To identify patient populations most in need of treatment across the prostate cancer disease continuum, we developed a novel dynamic transition model based on risk of disease progression and mortality.

Design and Outcome Measurements

We modeled the flow of patient populations through eight prostate cancer clinical states (PCCS) that are characterized by the status of the primary tumor, presence of metastases, prior and current treatment, and testosterone levels. Simulations used published US incidence rates for each year from 1990. Progression and mortality rates were derived from published clinical trials, meta-analyses, and observational studies.
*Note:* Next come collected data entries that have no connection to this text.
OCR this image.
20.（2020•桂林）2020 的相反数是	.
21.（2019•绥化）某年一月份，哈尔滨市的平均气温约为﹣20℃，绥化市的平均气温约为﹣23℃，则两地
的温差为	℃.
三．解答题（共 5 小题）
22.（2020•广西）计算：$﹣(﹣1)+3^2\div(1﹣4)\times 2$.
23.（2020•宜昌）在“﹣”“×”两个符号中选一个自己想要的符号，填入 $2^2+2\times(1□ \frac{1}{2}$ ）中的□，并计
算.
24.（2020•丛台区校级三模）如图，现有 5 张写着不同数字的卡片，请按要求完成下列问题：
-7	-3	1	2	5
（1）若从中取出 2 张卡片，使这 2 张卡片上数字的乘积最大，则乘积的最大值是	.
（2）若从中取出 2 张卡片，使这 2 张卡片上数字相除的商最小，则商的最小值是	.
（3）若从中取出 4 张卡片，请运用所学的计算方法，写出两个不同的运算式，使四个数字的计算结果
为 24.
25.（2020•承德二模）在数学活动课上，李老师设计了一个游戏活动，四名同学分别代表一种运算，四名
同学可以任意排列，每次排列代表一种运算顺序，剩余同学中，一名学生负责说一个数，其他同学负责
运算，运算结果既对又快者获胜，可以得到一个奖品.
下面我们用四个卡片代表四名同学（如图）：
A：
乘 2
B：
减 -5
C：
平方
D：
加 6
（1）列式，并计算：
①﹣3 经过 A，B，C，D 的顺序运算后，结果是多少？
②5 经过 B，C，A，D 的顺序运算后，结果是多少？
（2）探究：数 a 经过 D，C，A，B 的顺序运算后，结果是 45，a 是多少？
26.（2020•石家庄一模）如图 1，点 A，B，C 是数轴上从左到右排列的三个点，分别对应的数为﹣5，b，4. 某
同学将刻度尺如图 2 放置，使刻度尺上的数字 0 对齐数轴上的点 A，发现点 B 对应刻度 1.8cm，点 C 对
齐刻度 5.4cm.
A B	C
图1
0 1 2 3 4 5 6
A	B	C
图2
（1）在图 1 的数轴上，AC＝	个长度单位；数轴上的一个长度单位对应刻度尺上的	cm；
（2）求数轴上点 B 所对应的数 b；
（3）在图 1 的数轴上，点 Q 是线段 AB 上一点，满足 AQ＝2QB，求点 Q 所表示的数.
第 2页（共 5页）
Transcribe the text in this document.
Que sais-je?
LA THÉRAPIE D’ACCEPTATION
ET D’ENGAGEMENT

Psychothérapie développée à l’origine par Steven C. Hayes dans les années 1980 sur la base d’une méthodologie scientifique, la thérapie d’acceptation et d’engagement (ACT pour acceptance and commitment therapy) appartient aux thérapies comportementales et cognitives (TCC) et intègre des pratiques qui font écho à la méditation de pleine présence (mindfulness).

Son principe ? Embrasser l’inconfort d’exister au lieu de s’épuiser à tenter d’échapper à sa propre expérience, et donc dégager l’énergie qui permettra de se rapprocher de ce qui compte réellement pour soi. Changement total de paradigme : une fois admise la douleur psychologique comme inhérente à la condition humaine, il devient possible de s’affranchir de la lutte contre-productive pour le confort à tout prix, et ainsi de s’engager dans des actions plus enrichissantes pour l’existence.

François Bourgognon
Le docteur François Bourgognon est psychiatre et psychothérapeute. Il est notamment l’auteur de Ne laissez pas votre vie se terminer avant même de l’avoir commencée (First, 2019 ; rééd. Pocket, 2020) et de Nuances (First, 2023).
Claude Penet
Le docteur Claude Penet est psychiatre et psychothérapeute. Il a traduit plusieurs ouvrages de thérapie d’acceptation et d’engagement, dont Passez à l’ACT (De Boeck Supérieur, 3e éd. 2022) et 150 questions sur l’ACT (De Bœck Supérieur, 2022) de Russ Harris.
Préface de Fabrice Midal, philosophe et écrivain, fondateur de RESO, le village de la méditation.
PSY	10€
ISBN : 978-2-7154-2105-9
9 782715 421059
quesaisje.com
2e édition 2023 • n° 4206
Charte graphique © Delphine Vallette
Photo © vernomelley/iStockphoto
Model outputs included the incidence, prevalence, and mortality for each PCCS. The impact of novel treatments was modeled in three distinct scenarios: metastatic castration-resistant prostate cancer (mCRPC), non-metastatic CRPC (nmCRPC), or both.

Results and Limitations

The model estimated the prevalence of prostate cancer as 2,219,280 in the US in 2009 and 3,072,480 in 2020, and incidence of mCRPC as 36,100 and 42,970, respectively. All-cause mortality in prostate cancer was estimated at 168,290 in 2009 and 219,360 in 2020, with 20.5% and 19.5% of these deaths, respectively, occurring in men with mCRPC. The majority (86%) of incidence flow into mCRPC states was from the nmCRPC clinical state. In the scenario with novel interventions for nmCRPC states, the progression to mCRPC is reduced, thus decreasing mCRPC incidence by 12% in 2020, with a sustained decline in mCRPC mortality. A limitation of the model is that it does not estimate prostate cancer—specific mortality.

Conclusion

The model informs clinical trial design for prostate cancer by quantifying outcomes in PCCS, and demonstrates the impact of an effective therapy applied in an earlier clinical state of nmCRPC on the incidence of mCRPC morbidity and subsequent mortality.